Amerika vs. China: „Kampf der Kulturen“
Hillary Clinton sagte bekanntlich: „Ich möchte nicht, dass meine Enkel in einer von den Chinesen dominierten Welt leben.“
Während seiner Amtszeit startete Präsident Obama seinen „Pivot to Asia“ („Fokus auf Asien“), indem er 60% der US-Marinemacht auf Stützpunkte in der Umgebung Chinas verlegte, den Vertrag über die Trans-Pazifik-Partnerschaft speziell auf die wirtschaftlichen Isolierung Chinas abzielte, die Luft-See-Schlacht zur offiziellen US-Doktrin machte, um China militärisch einzudämmen, und kühn verkündete, dass es sein Ziel sei, Chinas wirtschaftlichen Aufstieg einzudämmen.

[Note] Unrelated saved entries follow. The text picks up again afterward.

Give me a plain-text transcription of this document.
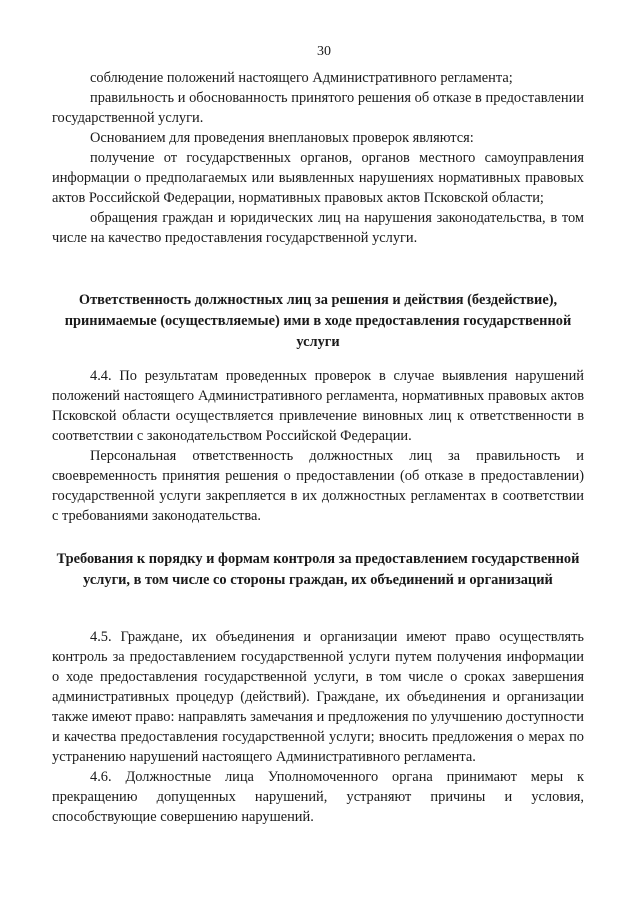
30

соблюдение положений настоящего Административного регламента;

правильность и обоснованность принятого решения об отказе в предоставлении государственной услуги.

Основанием для проведения внеплановых проверок являются:

получение от государственных органов, органов местного самоуправления информации о предполагаемых или выявленных нарушениях нормативных правовых актов Российской Федерации, нормативных правовых актов Псковской области;

обращения граждан и юридических лиц на нарушения законодательства, в том числе на качество предоставления государственной услуги.

Ответственность должностных лиц за решения и действия (бездействие), принимаемые (осуществляемые) ими в ходе предоставления государственной услуги

4.4. По результатам проведенных проверок в случае выявления нарушений положений настоящего Административного регламента, нормативных правовых актов Псковской области осуществляется привлечение виновных лиц к ответственности в соответствии с законодательством Российской Федерации.

Персональная ответственность должностных лиц за правильность и своевременность принятия решения о предоставлении (об отказе в предоставлении) государственной услуги закрепляется в их должностных регламентах в соответствии с требованиями законодательства.

Требования к порядку и формам контроля за предоставлением государственной услуги, в том числе со стороны граждан, их объединений и организаций

4.5. Граждане, их объединения и организации имеют право осуществлять контроль за предоставлением государственной услуги путем получения информации о ходе предоставления государственной услуги, в том числе о сроках завершения административных процедур (действий). Граждане, их объединения и организации также имеют право: направлять замечания и предложения по улучшению доступности и качества предоставления государственной услуги; вносить предложения о мерах по устранению нарушений настоящего Административного регламента.

4.6. Должностные лица Уполномоченного органа принимают меры к прекращению допущенных нарушений, устраняют причины и условия, способствующие совершению нарушений.
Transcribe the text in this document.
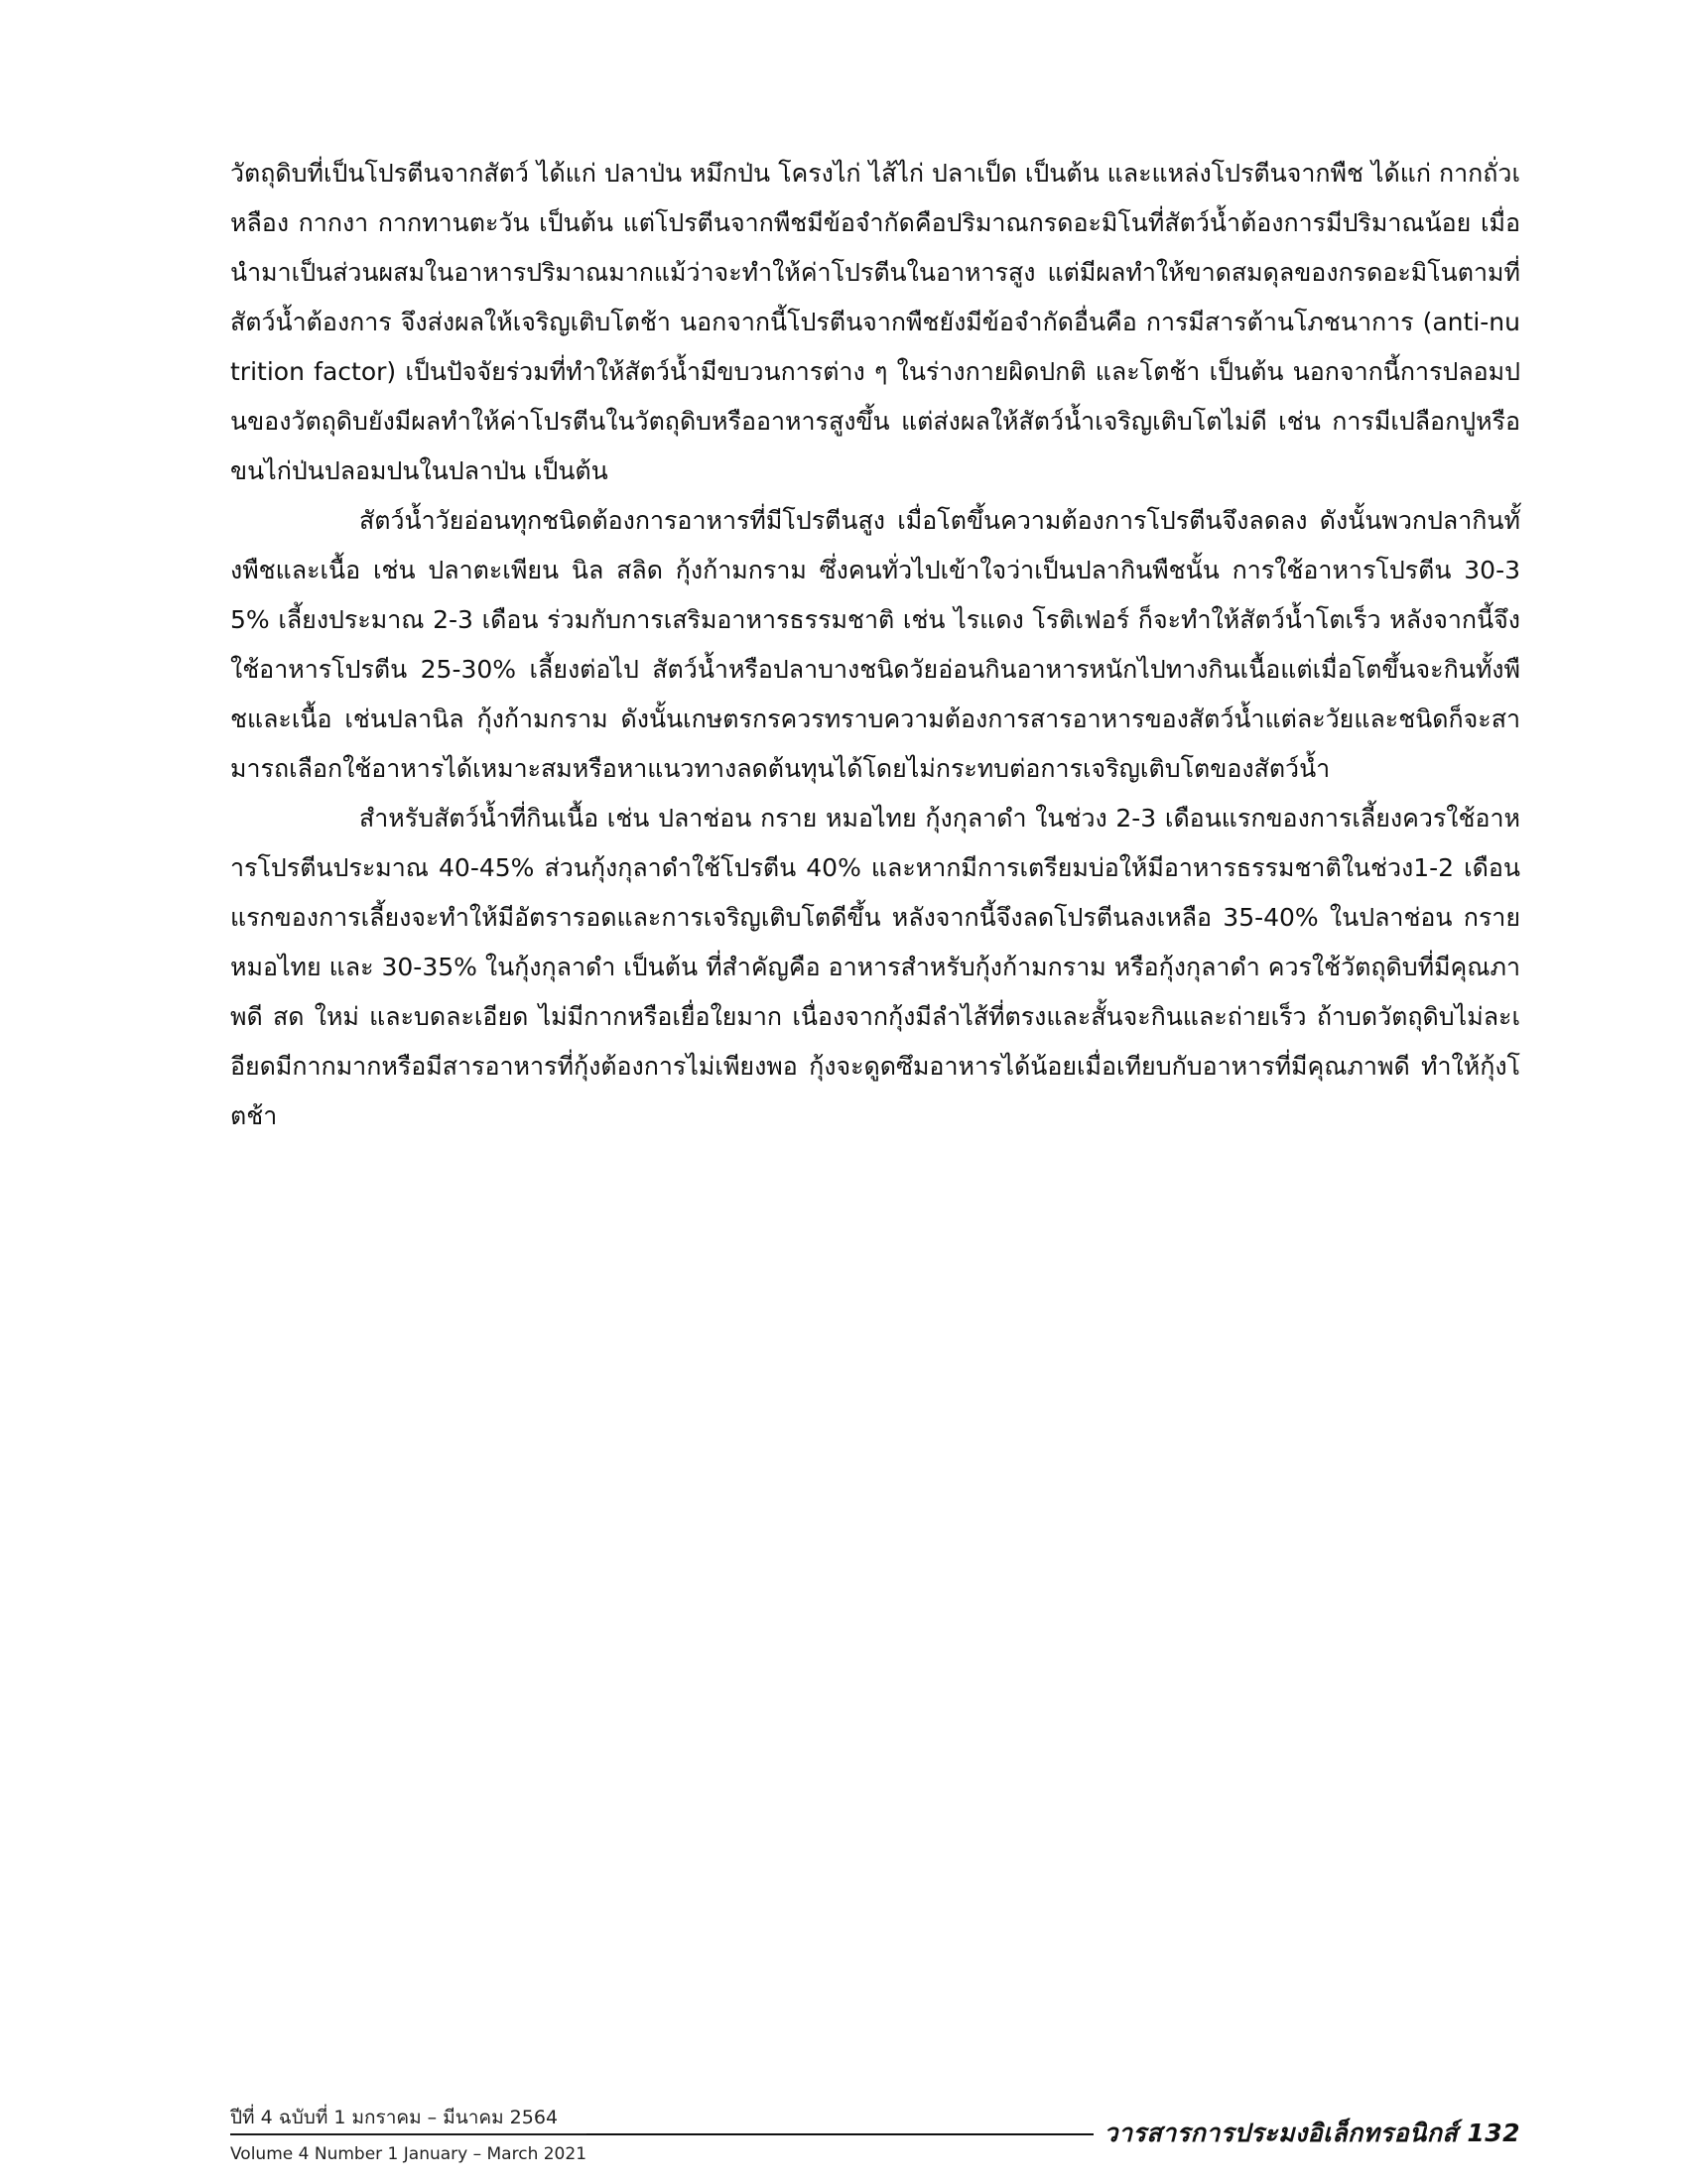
วัตถุดิบที่เป็นโปรตีนจากสัตว์ ได้แก่ ปลาป่น หมึกป่น โครงไก่ ไส้ไก่ ปลาเป็ด เป็นต้น และแหล่งโปรตีนจากพืช ได้แก่ กากถั่วเหลือง กากงา กากทานตะวัน เป็นต้น แต่โปรตีนจากพืชมีข้อจำกัดคือปริมาณกรดอะมิโนที่สัตว์น้ำต้องการมีปริมาณน้อย เมื่อนำมาเป็นส่วนผสมในอาหารปริมาณมากแม้ว่าจะทำให้ค่าโปรตีนในอาหารสูง แต่มีผลทำให้ขาดสมดุลของกรดอะมิโนตามที่สัตว์น้ำต้องการ จึงส่งผลให้เจริญเติบโตช้า นอกจากนี้โปรตีนจากพืชยังมีข้อจำกัดอื่นคือ การมีสารต้านโภชนาการ (anti-nutrition factor) เป็นปัจจัยร่วมที่ทำให้สัตว์น้ำมีขบวนการต่าง ๆ ในร่างกายผิดปกติ และโตช้า เป็นต้น นอกจากนี้การปลอมปนของวัตถุดิบยังมีผลทำให้ค่าโปรตีนในวัตถุดิบหรืออาหารสูงขึ้น แต่ส่งผลให้สัตว์น้ำเจริญเติบโตไม่ดี เช่น การมีเปลือกปูหรือขนไก่ป่นปลอมปนในปลาป่น เป็นต้น

สัตว์น้ำวัยอ่อนทุกชนิดต้องการอาหารที่มีโปรตีนสูง เมื่อโตขึ้นความต้องการโปรตีนจึงลดลง ดังนั้นพวกปลากินทั้งพืชและเนื้อ เช่น ปลาตะเพียน นิล สลิด กุ้งก้ามกราม ซึ่งคนทั่วไปเข้าใจว่าเป็นปลากินพืชนั้น การใช้อาหารโปรตีน 30-35% เลี้ยงประมาณ 2-3 เดือน ร่วมกับการเสริมอาหารธรรมชาติ เช่น ไรแดง โรติเฟอร์ ก็จะทำให้สัตว์น้ำโตเร็ว หลังจากนี้จึงใช้อาหารโปรตีน 25-30% เลี้ยงต่อไป สัตว์น้ำหรือปลาบางชนิดวัยอ่อนกินอาหารหนักไปทางกินเนื้อแต่เมื่อโตขึ้นจะกินทั้งพืชและเนื้อ เช่นปลานิล กุ้งก้ามกราม ดังนั้นเกษตรกรควรทราบความต้องการสารอาหารของสัตว์น้ำแต่ละวัยและชนิดก็จะสามารถเลือกใช้อาหารได้เหมาะสมหรือหาแนวทางลดต้นทุนได้โดยไม่กระทบต่อการเจริญเติบโตของสัตว์น้ำ

สำหรับสัตว์น้ำที่กินเนื้อ เช่น ปลาช่อน กราย หมอไทย กุ้งกุลาดำ ในช่วง 2-3 เดือนแรกของการเลี้ยงควรใช้อาหารโปรตีนประมาณ 40-45% ส่วนกุ้งกุลาดำใช้โปรตีน 40% และหากมีการเตรียมบ่อให้มีอาหารธรรมชาติในช่วง1-2 เดือนแรกของการเลี้ยงจะทำให้มีอัตรารอดและการเจริญเติบโตดีขึ้น หลังจากนี้จึงลดโปรตีนลงเหลือ 35-40% ในปลาช่อน กราย หมอไทย และ 30-35% ในกุ้งกุลาดำ เป็นต้น ที่สำคัญคือ อาหารสำหรับกุ้งก้ามกราม หรือกุ้งกุลาดำ ควรใช้วัตถุดิบที่มีคุณภาพดี สด ใหม่ และบดละเอียด ไม่มีกากหรือเยื่อใยมาก เนื่องจากกุ้งมีลำไส้ที่ตรงและสั้นจะกินและถ่ายเร็ว ถ้าบดวัตถุดิบไม่ละเอียดมีกากมากหรือมีสารอาหารที่กุ้งต้องการไม่เพียงพอ กุ้งจะดูดซึมอาหารได้น้อยเมื่อเทียบกับอาหารที่มีคุณภาพดี ทำให้กุ้งโตช้า

ปีที่ 4 ฉบับที่ 1 มกราคม – มีนาคม 2564
Volume 4 Number 1 January – March 2021
วารสารการประมงอิเล็กทรอนิกส์ 132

Es überrascht nicht, dass bei China die Alarmglocken läuteten. Der Kalte Krieg sei längst vorbei, Chinas wirtschaftlicher Aufstieg sei ein friedlicher gewesen, es habe keine aggressiven Absichten gegenüber den USA oder irgendjemandem, und vor Obamas „Pivot to Asia“ seien die Beziehungen stabil und die Spannungen gering gewesen, argumentierte China. Solche Einwände aus China wurden jedoch von der US-Führung außer Acht gelassen.
Im Januar 2018 veröffentlichte die Trump-Administration eine neue Nationale Verteidigungsstrategie, in der sie China und Russland als „revisionistische Mächte“ bezeichnete, die eingedämmt werden müssten, und Verteidigungsminister Jim Mattis sagte: „…der Wettbewerb der Großmächte, nicht der Terrorismus, ist jetzt der primäre Fokus der nationalen Sicherheit der USA.“ Googelt man „China“ und „existential threat“ („existenzielle Bedrohung“), erhält man inzwischen weit über sechs Millionen Treffer.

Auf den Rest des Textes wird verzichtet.